Says Robert Trent Jones Golf Trail in Tuscaloosa won’t provide free golf carts. (Stephanie Taylor, Tuscaloosa News, Dec. 15). The National Golf Course Owners Association maintains a page on ADA issues and compliance. At Cybergolf, Jeffrey D. Brauer (“Must golf courses accommodate wheelchair golfers?”, undated) discusses the impact of wheelchair-access regulation on golf course design: “The golf industry at first feared that ADA might outlaw contoured greens and fairways, and possibly sand bunkers, to achieve disabled access. Future rules revisions may eventually eliminate features like ‘perched’ greens and steep banks, but for now, traditional golf course architecture is not compromised by the guidelines.” And federal prescriptions on the design of miniature golf courses can be found here.
Rasheed Wallace sued
Portland, Oregon, tattooist Matthew Reed doesn’t quite want an arm and a leg in his lawsuit against Rasheed Wallace, but he’s close.
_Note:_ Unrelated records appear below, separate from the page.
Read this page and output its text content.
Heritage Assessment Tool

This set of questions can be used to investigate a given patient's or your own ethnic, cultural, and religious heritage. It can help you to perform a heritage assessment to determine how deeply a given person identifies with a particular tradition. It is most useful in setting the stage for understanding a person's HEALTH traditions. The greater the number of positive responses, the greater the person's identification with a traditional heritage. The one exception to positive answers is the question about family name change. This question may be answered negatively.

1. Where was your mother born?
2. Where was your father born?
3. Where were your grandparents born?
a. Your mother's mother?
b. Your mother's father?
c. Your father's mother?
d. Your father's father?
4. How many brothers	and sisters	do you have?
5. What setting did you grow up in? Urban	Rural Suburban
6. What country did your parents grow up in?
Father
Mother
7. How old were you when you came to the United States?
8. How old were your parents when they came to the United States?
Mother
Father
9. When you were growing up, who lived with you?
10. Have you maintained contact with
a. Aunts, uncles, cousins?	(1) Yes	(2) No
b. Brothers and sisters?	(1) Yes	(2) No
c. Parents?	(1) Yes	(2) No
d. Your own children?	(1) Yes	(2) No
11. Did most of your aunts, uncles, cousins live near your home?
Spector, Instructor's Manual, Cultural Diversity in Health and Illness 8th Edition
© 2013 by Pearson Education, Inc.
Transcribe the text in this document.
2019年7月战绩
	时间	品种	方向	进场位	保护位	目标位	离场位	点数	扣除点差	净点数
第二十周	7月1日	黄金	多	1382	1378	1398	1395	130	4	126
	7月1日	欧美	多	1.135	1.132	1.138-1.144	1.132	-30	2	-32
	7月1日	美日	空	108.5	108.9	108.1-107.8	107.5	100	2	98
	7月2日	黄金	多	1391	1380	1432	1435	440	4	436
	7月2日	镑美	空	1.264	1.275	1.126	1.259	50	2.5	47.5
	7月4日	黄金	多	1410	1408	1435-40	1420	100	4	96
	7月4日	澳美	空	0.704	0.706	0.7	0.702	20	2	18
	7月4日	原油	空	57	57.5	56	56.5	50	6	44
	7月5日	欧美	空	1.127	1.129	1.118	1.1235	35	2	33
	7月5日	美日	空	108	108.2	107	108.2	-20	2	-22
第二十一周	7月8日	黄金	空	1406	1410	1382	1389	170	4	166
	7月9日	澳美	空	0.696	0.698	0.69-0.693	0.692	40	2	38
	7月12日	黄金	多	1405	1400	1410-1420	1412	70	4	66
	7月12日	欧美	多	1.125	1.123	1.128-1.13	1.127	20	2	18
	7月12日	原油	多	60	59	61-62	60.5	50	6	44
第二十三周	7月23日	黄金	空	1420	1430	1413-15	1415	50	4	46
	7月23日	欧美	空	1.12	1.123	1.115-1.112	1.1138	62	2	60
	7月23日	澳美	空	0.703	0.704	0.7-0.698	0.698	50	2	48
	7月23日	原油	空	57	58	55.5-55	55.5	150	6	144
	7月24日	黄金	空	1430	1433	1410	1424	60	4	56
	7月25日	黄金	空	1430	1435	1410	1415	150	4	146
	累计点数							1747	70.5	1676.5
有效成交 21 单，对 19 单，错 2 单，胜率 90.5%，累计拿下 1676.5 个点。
Reed is upset that the large Egyptian tattoo he gave Wallace in 1998 for $450 is being used in Nike advertising, and wants an injunction and damages for alleged copyright infringement. (Ashbel S. Green, “Ink is dry on tattoo but fresh on lawsuit”, The Oregonian, Feb. 15; AP/Det. News, Feb. 16 (with photo)).
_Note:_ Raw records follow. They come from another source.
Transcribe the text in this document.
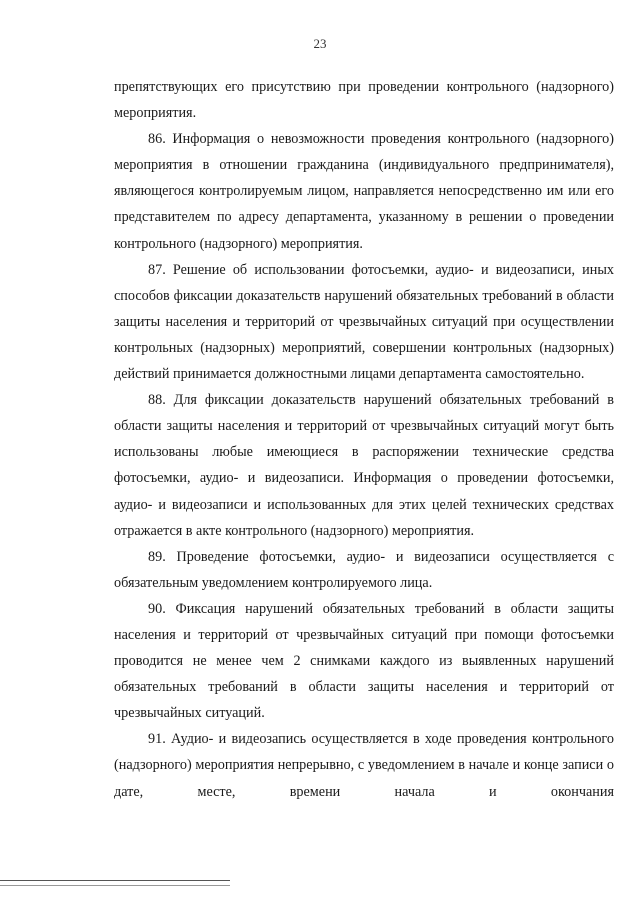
23

препятствующих его присутствию при проведении контрольного (надзорного) мероприятия.

86. Информация о невозможности проведения контрольного (надзорного) мероприятия в отношении гражданина (индивидуального предпринимателя), являющегося контролируемым лицом, направляется непосредственно им или его представителем по адресу департамента, указанному в решении о проведении контрольного (надзорного) мероприятия.

87. Решение об использовании фотосъемки, аудио- и видеозаписи, иных способов фиксации доказательств нарушений обязательных требований в области защиты населения и территорий от чрезвычайных ситуаций при осуществлении контрольных (надзорных) мероприятий, совершении контрольных (надзорных) действий принимается должностными лицами департамента самостоятельно.

88. Для фиксации доказательств нарушений обязательных требований в области защиты населения и территорий от чрезвычайных ситуаций могут быть использованы любые имеющиеся в распоряжении технические средства фотосъемки, аудио- и видеозаписи. Информация о проведении фотосъемки, аудио- и видеозаписи и использованных для этих целей технических средствах отражается в акте контрольного (надзорного) мероприятия.

89. Проведение фотосъемки, аудио- и видеозаписи осуществляется с обязательным уведомлением контролируемого лица.

90. Фиксация нарушений обязательных требований в области защиты населения и территорий от чрезвычайных ситуаций при помощи фотосъемки проводится не менее чем 2 снимками каждого из выявленных нарушений обязательных требований в области защиты населения и территорий от чрезвычайных ситуаций.

91. Аудио- и видеозапись осуществляется в ходе проведения контрольного (надзорного) мероприятия непрерывно, с уведомлением в начале и конце записи о дате, месте, времени начала и окончания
My law firm has represented Nike in other litigation.
If the government wants to save money, it could start here
Logan Young loves Alabama football. He loves it so much that he paid a Memphis-area high school coach $150,000 in exchange for the coach steering a top recruit to Alabama. This act was certainly immoral and violated about twenty NCAA violations. But because the coach works for a public school, the act was also bribery of a state official. And so the federal government prosecuted Young under RICO (Racketeer Influenced and Corrupt Organizations Act), and convicted him for conspiracy, bribery and money laundering. (AP, “Shady boosters can now fear federal prosecutors,” (Feb. 5); “The real outrage was Young’s conduct,” Birmingham News, Feb. 6). Was this really the best use of government resources? RICO, a statute originally targeted at organized crime, has been extended far beyond this purpose and is now used to go after abortion protestors and immoral boosters. I do not agree with what Logan did, but I would argue that the detriment to society is not so great to warrant such an expenditure of tax dollars and judicial resources.